The Croydon area of our London network ran on a DC electricity distribution network until the 1930s. Later, when the section transition to AC to align with network operations in the rest of the UK, we kept the area running as a two-phase system for technical reasons. This means we need to use specialist equipment, including link boxes, to help keep the network running. It is known as the Scott Network, named after the engineer who designed it. It’s a completely unique situation in the whole of the UK.
All the legacy Scott link boxes that we use in the area have come to the end of their service lives and need to be replaced. However, to our knowledge, there’s no suitable two-phase LV link box available on the market today, so we need to create one.
As an aside, due to the increase in DC electronic equipment being connected to the distribution network, such as EVs, batteries and solar PV, there has been an increase in research around whether or not it may be suitable to transition some low voltage networks to DC. Research is ongoing.
We’re developing a new piece of equipment that can be used as a modern like-for-like replacement link box for the Scott network. The project scope is to design, develop, test and trial a modern two-phase link box.
Initially, equipment design will be carried out.

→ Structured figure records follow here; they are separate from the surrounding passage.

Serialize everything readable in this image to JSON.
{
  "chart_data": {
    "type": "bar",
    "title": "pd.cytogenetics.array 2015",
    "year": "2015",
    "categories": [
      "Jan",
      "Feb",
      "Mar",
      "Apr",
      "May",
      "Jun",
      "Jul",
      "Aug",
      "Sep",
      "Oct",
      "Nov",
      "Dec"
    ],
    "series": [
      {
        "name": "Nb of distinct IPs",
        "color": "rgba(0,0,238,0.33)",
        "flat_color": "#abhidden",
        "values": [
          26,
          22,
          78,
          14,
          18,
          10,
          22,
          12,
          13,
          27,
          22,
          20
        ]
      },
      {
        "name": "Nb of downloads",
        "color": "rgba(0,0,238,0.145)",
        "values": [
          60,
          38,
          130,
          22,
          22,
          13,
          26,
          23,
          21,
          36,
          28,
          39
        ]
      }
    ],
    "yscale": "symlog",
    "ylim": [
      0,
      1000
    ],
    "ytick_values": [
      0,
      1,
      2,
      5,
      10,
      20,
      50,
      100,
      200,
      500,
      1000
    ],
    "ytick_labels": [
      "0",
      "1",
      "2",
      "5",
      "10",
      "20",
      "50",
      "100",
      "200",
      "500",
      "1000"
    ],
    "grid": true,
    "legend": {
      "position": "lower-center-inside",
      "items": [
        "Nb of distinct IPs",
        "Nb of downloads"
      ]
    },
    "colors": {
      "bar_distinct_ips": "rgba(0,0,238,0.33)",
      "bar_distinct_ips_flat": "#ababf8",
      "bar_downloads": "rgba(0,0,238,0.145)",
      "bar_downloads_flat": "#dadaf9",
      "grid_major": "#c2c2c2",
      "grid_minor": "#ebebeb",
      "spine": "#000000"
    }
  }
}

Once this is approved, two prototypes will be manufactured and tested. Once the devices pass the testing phase, they will be installed in the Scott Network.
We are developing a double busbar link box that is appropriate for use on a two-phase AC network, as well as a DC network. Learnings around double busbar link box configuration could lead to network reliability improvements for all DNOs.

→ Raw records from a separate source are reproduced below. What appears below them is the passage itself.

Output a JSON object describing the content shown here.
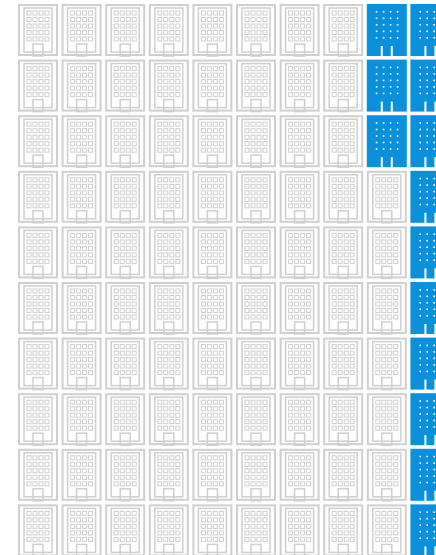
{
  "grid": {
    "columns": 10,
    "rows": [
      {
        "highlighted": 2
      },
      {
        "highlighted": 2
      },
      {
        "highlighted": 2
      },
      {
        "highlighted": 1
      },
      {
        "highlighted": 1
      },
      {
        "highlighted": 1
      },
      {
        "highlighted": 1
      },
      {
        "highlighted": 1
      },
      {
        "highlighted": 1
      },
      {
        "highlighted": 1
      }
    ],
    "base_color": "#cfcfcf",
    "highlight_color": "#0b91db"
  }
}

The use of DC networks is an area of ongoing research and we believe as the Scott Network in the Croydon area started off as one, it is appropriate to develop an enduring solution to replace the legacy Scott link boxes. This will provide us with the ability to run the Croydon LV network at DC at some point in the future or even operate AC and DC systems on the same piece of network, which would be a significant technical achievement.
Traditional three-phase link boxes only have a single busbar. A design with an increased number of busbars will result in greater asset resilience, which will improve network quality of supply.
DC LV networks are being investigated more broadly through a number of other DNO projects such as WPD’s DC Share and SPEN’s LV Engine. The Futurelink project is looking at one specific piece of equipment which will be needed to roll out LV DC networks at scale in future.